Maine schools are wrapping up their final days of the school year, a year where educators, students, staff and parents attempted to return to normal. Students returned to full-day instruction, with larger class sizes than they had experienced previously. Students were expected to come to school prepared, with their school supplies, snacks and water bottles packed in their backpacks. Expected to go back to what school has always been without the support or interventions in place to address the mental health crisis many students are experiencing.

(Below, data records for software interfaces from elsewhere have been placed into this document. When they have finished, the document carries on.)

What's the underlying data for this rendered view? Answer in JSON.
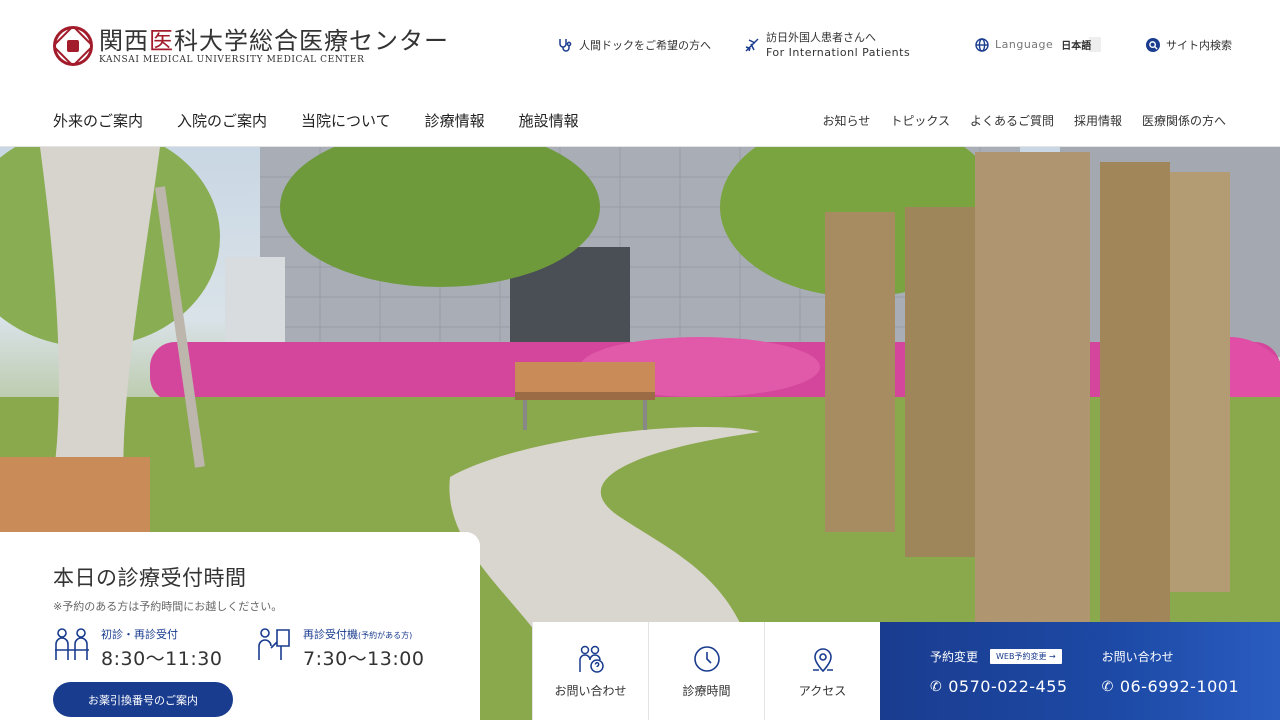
{
  "logo": {
    "jp_prefix": "関西",
    "jp_red": "医",
    "jp_suffix": "科大学総合医療センター",
    "en": "KANSAI MEDICAL UNIVERSITY MEDICAL CENTER"
  },
  "util": {
    "dock": "人間ドックをご希望の方へ",
    "intl_jp": "訪日外国人患者さんへ",
    "intl_en": "For Internationl Patients",
    "lang_label": "Language",
    "lang_value": "日本語",
    "search": "サイト内検索"
  },
  "gnav": [
    "外来のご案内",
    "入院のご案内",
    "当院について",
    "診療情報",
    "施設情報"
  ],
  "snav": [
    "お知らせ",
    "トピックス",
    "よくあるご質問",
    "採用情報",
    "医療関係の方へ"
  ],
  "hours": {
    "title": "本日の診療受付時間",
    "note": "※予約のある方は予約時間にお越しください。",
    "slot1_label": "初診・再診受付",
    "slot1_time": "8:30〜11:30",
    "slot2_label": "再診受付機",
    "slot2_label_small": "(予約がある方)",
    "slot2_time": "7:30〜13:00",
    "button": "お薬引換番号のご案内"
  },
  "quick": [
    "お問い合わせ",
    "診療時間",
    "アクセス"
  ],
  "contact": {
    "change_label": "予約変更",
    "web_button": "WEB予約変更 →",
    "change_tel": "0570-022-455",
    "inquiry_label": "お問い合わせ",
    "inquiry_tel": "06-6992-1001"
  },
  "colors": {
    "brand_red": "#a31c2c",
    "brand_blue": "#1a3c8f"
  }
}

Students are not only bringing their physical backpacks to school, they are also carrying invisible backpacks; filled with heavy items, often not visible at first glance, but impacting their school journey. These challenges have been present in our youth prior to the COVID-19 pandemic. However, now more than ever, in our local public schools educators, teachers, staff and parents are seeing the weight of what our young people are carrying.

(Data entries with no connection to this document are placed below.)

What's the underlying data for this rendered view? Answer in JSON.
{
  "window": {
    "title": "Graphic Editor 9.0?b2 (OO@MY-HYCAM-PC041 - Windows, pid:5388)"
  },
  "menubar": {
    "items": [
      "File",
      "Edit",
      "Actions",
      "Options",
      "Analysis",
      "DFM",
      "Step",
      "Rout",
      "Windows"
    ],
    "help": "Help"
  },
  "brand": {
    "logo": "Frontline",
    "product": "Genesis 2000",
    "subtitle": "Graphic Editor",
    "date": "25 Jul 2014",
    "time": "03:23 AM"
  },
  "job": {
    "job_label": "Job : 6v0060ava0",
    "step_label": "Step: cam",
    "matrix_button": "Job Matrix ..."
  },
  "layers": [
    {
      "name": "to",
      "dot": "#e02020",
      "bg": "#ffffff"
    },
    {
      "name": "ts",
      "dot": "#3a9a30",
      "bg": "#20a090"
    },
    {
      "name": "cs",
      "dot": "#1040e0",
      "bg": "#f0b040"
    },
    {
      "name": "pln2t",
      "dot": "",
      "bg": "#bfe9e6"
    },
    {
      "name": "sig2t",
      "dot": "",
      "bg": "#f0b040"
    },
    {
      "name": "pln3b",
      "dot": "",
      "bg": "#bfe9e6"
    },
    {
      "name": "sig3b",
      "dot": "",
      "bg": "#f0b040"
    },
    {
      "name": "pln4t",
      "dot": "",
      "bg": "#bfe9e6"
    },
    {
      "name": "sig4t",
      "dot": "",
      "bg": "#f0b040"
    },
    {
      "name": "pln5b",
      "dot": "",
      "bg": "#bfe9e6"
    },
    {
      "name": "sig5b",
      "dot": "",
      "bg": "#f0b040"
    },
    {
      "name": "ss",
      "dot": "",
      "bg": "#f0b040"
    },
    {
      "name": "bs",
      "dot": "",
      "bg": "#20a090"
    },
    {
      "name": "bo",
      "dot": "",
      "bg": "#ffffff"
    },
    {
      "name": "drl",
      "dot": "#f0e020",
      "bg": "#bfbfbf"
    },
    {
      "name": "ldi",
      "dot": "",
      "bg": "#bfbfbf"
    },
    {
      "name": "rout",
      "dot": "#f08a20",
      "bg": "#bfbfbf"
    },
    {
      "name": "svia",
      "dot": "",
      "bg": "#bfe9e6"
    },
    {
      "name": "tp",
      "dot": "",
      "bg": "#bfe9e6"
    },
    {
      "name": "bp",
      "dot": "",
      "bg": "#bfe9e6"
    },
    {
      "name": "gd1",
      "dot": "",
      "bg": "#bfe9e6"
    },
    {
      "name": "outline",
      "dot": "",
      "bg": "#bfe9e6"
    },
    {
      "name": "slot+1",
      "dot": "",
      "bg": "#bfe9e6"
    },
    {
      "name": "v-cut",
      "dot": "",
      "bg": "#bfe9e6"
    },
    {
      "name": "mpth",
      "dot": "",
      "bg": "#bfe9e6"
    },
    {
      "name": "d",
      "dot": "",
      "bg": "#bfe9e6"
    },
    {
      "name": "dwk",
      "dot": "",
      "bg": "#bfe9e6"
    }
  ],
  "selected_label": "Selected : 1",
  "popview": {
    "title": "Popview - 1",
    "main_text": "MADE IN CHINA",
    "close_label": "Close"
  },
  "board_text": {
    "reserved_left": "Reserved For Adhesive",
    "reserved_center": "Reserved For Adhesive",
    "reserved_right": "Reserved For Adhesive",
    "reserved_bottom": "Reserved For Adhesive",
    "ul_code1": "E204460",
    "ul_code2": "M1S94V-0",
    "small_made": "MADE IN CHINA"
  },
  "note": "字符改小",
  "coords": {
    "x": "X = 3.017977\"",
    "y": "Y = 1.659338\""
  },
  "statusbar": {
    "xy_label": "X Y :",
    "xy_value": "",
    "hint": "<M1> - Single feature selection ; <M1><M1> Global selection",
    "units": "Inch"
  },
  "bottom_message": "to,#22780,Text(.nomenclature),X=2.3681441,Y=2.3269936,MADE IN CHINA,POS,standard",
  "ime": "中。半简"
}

You’ve heard the phrase, “kids are resilient, they will be fine.” As much as we want to believe this statement, data-focused youth mental health says otherwise. According to the U.S. Centers for Disease Control and Prevention, even before the COVID-19 pandemic, mental health challenges were the leading cause of disability and poor life outcomes in young people, with up to 1 in 5 children ages 3 to 17 in the U.S. having a mental, emotional, developmental or behavioral disorder.

Our local pre-k-12 public schools are not equipped with the resources needed to effectively support these challenges. This is an issue that is beyond classroom management and what had been typically expected within the walls of public education. As we collectively returned to a “normal” school year, in most districts throughout Maine, limited support systems or interventions were in place to support what most classrooms needed. Classroom teachers wore the hats of educator, nurse, therapist, behavioral interventionist, disciplinarian, food service worker and more, often within the first half hour of school each day.    

As school districts across the state are passing their school budgets for 2022-23, we must invest in support for all students. Establishing systems and supports needed to provide intervention for students who are experiencing mental health challenges. The National Education Association reports that 55 percent of classroom teachers are considering leaving the classroom earlier than they planned. This is not because teachers want to leave the classroom, it is often because they are not given the support needed to be able to do their work. Classroom teachers in a recent national survey stated providing additional mental support for students is a critical need. 

In the midst of a national youth mental health crisis, instead of claiming the kids are OK, it is time for action. If you are not already, get involved with your local school budget process; advocate for systems which will meet the challenges our kids are facing through innovation and action. Providing our schools with the support needed is just one layer of solution.

This issue does not solely fall on the shoulders of public schools. Local, state and federal policy and lawmakers should be encouraged to ensure that every child has access to high-quality, affordable and culturally competent mental health care locally. Mental health is an essential part of overall health. The Surgeon General’s Advisory on Protecting Youth Mental Health outlines a series of recommendations to improve youth mental health across eleven sectors, including young people and their families, educators and schools, and media and technology companies.